11 years ago, in lukeprog's post Eliezer's Sequences and Mainstream Academia (also see bits of this Wei Dai comment here, and of this long critical comment thread here):

I don't think Eliezer had encountered this mainstream work when he wrote his articles

Eliezer's TDT decision algorithm (2009, 2010) had been previously discovered as a variant of CDT by Wolfgang Spohn (2003, 2005, 2012).
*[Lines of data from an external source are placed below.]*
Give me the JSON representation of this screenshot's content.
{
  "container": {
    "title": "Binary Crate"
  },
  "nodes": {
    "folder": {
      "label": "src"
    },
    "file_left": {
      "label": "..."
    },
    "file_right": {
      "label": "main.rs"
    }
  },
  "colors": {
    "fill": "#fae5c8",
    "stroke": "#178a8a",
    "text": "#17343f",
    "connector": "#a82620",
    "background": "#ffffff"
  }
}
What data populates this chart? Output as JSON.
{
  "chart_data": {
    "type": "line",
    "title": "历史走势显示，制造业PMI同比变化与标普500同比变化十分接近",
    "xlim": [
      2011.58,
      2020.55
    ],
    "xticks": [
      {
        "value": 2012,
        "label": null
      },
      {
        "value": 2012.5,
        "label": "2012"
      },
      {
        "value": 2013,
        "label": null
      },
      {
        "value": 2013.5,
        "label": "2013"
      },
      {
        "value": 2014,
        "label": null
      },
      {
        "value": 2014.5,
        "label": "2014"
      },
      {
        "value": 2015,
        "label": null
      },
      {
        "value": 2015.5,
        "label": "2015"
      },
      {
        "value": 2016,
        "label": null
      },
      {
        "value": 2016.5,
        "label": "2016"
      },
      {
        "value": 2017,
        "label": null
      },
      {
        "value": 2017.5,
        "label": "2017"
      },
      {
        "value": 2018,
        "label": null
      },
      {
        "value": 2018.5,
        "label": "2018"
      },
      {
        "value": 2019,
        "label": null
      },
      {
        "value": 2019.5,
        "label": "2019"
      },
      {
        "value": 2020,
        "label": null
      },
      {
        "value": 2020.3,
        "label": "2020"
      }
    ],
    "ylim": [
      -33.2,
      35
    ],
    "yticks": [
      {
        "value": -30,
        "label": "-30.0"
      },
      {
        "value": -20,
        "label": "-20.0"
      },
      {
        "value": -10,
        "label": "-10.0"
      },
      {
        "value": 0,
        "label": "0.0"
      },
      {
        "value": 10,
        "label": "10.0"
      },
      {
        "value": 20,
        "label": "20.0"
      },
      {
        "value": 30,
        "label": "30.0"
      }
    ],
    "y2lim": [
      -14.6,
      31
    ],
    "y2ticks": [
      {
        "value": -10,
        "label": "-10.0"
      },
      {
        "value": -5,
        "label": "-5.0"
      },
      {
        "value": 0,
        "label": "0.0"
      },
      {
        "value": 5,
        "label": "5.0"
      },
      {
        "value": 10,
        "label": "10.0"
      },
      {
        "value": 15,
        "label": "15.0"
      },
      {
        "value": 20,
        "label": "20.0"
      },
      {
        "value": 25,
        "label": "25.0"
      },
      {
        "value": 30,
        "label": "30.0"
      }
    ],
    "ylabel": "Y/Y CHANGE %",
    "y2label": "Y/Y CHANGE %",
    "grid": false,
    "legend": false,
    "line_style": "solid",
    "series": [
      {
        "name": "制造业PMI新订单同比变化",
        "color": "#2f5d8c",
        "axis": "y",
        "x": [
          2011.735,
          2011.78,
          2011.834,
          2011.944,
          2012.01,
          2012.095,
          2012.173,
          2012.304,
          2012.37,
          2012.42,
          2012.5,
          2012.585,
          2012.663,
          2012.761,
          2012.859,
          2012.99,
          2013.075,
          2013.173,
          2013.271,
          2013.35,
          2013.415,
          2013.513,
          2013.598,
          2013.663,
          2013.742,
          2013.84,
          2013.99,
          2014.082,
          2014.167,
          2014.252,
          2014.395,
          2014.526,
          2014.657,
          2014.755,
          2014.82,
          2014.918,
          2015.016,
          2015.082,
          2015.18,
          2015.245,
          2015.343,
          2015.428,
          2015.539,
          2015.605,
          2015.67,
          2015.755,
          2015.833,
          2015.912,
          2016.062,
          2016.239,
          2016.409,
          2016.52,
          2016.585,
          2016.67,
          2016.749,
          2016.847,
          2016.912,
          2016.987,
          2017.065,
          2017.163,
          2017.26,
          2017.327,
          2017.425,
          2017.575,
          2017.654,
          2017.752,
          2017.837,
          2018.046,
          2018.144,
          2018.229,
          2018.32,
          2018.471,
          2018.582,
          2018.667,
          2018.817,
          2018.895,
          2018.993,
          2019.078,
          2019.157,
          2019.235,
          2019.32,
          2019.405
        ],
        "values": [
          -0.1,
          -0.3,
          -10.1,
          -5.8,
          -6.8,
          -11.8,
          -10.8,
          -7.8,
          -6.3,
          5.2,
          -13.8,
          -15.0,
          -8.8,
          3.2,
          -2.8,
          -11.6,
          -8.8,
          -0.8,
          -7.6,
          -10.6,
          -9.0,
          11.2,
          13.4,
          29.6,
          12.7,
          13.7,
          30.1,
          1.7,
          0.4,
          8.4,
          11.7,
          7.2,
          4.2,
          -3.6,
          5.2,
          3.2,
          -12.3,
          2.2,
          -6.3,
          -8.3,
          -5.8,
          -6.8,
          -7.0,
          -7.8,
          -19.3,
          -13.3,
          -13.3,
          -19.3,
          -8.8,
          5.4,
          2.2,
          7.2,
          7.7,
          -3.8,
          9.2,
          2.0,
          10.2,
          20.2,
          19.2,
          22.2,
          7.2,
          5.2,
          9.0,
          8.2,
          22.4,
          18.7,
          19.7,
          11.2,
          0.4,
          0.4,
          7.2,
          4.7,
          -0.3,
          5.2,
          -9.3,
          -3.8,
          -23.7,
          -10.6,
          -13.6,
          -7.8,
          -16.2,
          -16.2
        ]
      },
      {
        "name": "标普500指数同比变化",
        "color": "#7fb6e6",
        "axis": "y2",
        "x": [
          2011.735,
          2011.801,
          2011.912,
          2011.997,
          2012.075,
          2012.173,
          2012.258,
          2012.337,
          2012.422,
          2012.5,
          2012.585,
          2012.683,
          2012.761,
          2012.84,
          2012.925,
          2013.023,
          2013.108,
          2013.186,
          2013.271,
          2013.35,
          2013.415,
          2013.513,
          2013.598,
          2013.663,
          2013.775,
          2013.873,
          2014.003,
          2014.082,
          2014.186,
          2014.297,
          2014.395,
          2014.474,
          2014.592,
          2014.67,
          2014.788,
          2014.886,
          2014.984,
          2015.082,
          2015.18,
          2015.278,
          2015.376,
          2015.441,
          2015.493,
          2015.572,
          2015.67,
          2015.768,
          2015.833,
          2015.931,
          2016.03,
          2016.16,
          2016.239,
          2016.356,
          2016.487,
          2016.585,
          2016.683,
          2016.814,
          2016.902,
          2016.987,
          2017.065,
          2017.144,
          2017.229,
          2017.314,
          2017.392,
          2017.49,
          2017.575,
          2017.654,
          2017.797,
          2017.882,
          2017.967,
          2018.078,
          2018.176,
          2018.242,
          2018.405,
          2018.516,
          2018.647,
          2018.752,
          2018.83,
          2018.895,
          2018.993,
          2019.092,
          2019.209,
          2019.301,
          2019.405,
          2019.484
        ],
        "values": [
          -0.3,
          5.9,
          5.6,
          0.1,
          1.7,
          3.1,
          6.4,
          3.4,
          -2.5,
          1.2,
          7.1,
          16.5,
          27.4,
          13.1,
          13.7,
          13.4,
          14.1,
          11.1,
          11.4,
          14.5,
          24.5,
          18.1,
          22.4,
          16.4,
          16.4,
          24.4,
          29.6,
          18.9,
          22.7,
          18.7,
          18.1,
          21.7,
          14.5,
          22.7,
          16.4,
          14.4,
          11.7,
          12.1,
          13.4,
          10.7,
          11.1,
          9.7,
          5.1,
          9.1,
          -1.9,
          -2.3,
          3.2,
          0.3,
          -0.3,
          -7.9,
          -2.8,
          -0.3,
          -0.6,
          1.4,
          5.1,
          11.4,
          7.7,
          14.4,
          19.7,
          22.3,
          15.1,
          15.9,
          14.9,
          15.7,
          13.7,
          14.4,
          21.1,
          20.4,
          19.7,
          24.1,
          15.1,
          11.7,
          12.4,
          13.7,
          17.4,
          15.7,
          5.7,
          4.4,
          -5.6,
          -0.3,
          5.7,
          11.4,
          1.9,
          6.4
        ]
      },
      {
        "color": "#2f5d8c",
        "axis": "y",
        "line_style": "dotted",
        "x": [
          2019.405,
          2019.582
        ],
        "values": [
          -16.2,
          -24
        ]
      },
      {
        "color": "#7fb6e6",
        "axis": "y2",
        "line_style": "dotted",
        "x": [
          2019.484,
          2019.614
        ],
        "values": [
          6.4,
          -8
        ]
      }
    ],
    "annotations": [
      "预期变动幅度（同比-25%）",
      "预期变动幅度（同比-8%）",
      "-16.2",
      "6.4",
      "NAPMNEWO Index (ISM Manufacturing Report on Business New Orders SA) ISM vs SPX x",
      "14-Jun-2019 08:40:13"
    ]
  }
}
Both TDT and Spohn-CDT (a) use Pearl's causal graphs to describe Newcomblike problems, then add nodes to those graphs to represent the deterministic decision process the agent goes through (Spohn calls them "intention nodes," Yudkowsky calls them "logical nodes"), (b) represent interventions at these nodes by severing (edit: or screening off) the causal connections upstream, and (c) propose to maximize expected utility by summing over possible values of the decision node (or "intention node" / "logical node"). (Beyond this, of course, there are major differences in the motivations behind and further development of Spohn-CDT and TDT.)

And the comments here on the MIRI paper "Cheating Death in Damascus" briefly mention Spohn.

Finally, a post from a few months ago also mentions Spohn:

I introduce dependency equilibria (Spohn 2007), an equilibrium concept suitable for ECL, and generalize a folk theorem showing that the Nash bargaining solution is a dependency equilibrium.